Au moment de l’élection, la scène rap se divise violemment entre les défenseurs et les détracteurs d’Ali Bongo : des affrontements via les réseaux sociaux et des morceaux interposés s’enchaînent, et la scission entamée durant le septennat se confirme.
D’un côté, les rappeurs ralliés au clan Bongo, impliqués dans les meetings et les chansons de soutien au parti au pouvoir.
De l’autre, un featuring entre des défenseurs du rap contestataire, qui dénoncent la corruption, le pillage des ressources publiques, et l’appauvrissement accrus depuis l’arrivée au pouvoir d’Ali Bongo.

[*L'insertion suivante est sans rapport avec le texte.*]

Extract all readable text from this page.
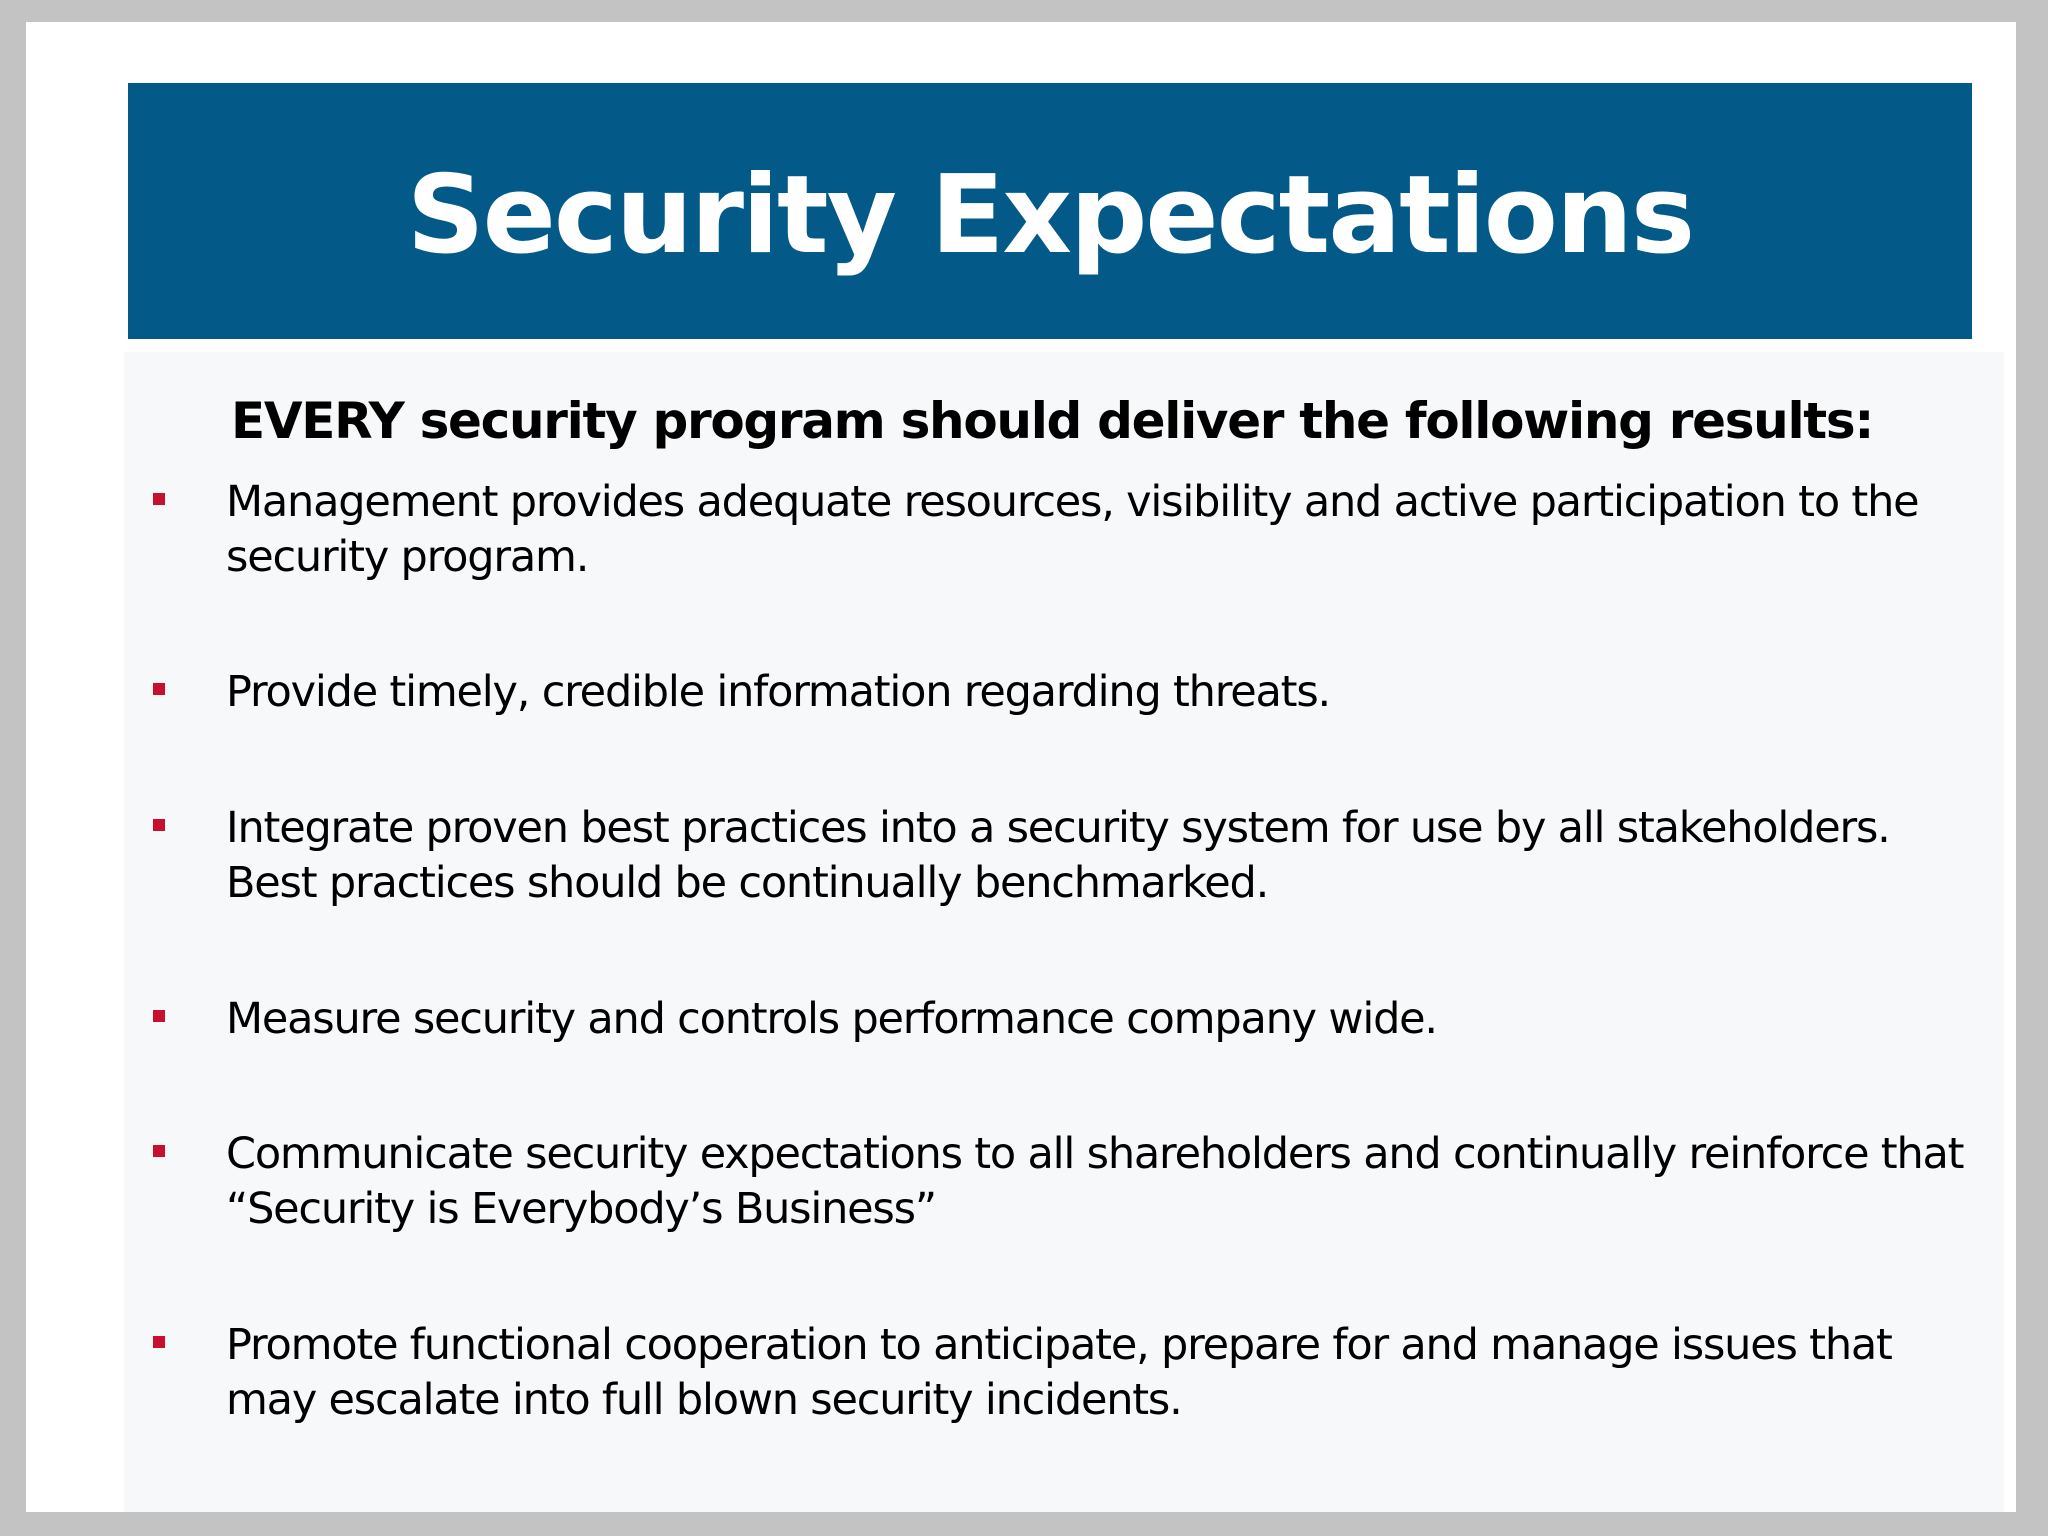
Security Expectations

EVERY security program should deliver the following results:

Management provides adequate resources, visibility and active participation to the security program.
Provide timely, credible information regarding threats.
Integrate proven best practices into a security system for use by all stakeholders. Best practices should be continually benchmarked.
Measure security and controls performance company wide.
Communicate security expectations to all shareholders and continually reinforce that “Security is Everybody’s Business”
Promote functional cooperation to anticipate, prepare for and manage issues that may escalate into full blown security incidents.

Un tournant est atteint lorsque, en 2016, des rappeurs qui avaient auparavant coopéré avec le président Ali Bongo rejoignent les mouvements d’opposition, pour exprimer leur déception face aux échecs du septennat. Et ce revirement des rappeurs se confirme lorsqu’au sortir des résultats, les armées d’Ali Bongo tirent sur les manifestants pour mater la contestation, faisant plusieurs morts et de nombreux disparus.
À peine deux mois après cette répression postélectorale, Kôba – autrefois considéré comme un artiste intégré aux niches du système – fait paraître en ligne le morceau « Odjuku ». Avec ce titre référence au supposé géniteur nigérian d’Ali Bongo, il relance la polémique autour de la filiation du président, et clame à son tour haut et fort : « On ne te suit pas. »
Un an plus tard, comme lors de ce grand concert du 17 août, l’Etat tente de faire oublier le marasme dont il peine à sortir.
Pourtant, les choses ont changé, et en dehors des scènes officielles, la mobilisation reste vive : dans les ministères en grève et l’université de Libreville, les manifestations se poursuivent ; dans les rues de Paris et de New York, la diaspora se réunit toujours ; dans leurs chansons, enfin, les rappeurs célèbrent à leur manière, le triste anniversaire de la répression de 2016 :
« Chez nous, personne n’oubliera. On portera le flambeau au plus haut […]
Pas de rouge sur mon drapeau. Plus rien ne sera comme avant. »
Alice Aterianus-Owanga est l’auteure de « Le rap, ça vient d’ici ! Musiques, pouvoir et identités dans le Gabon contemporain », éditions de la Maison des sciences de l’homme, septembre 2017.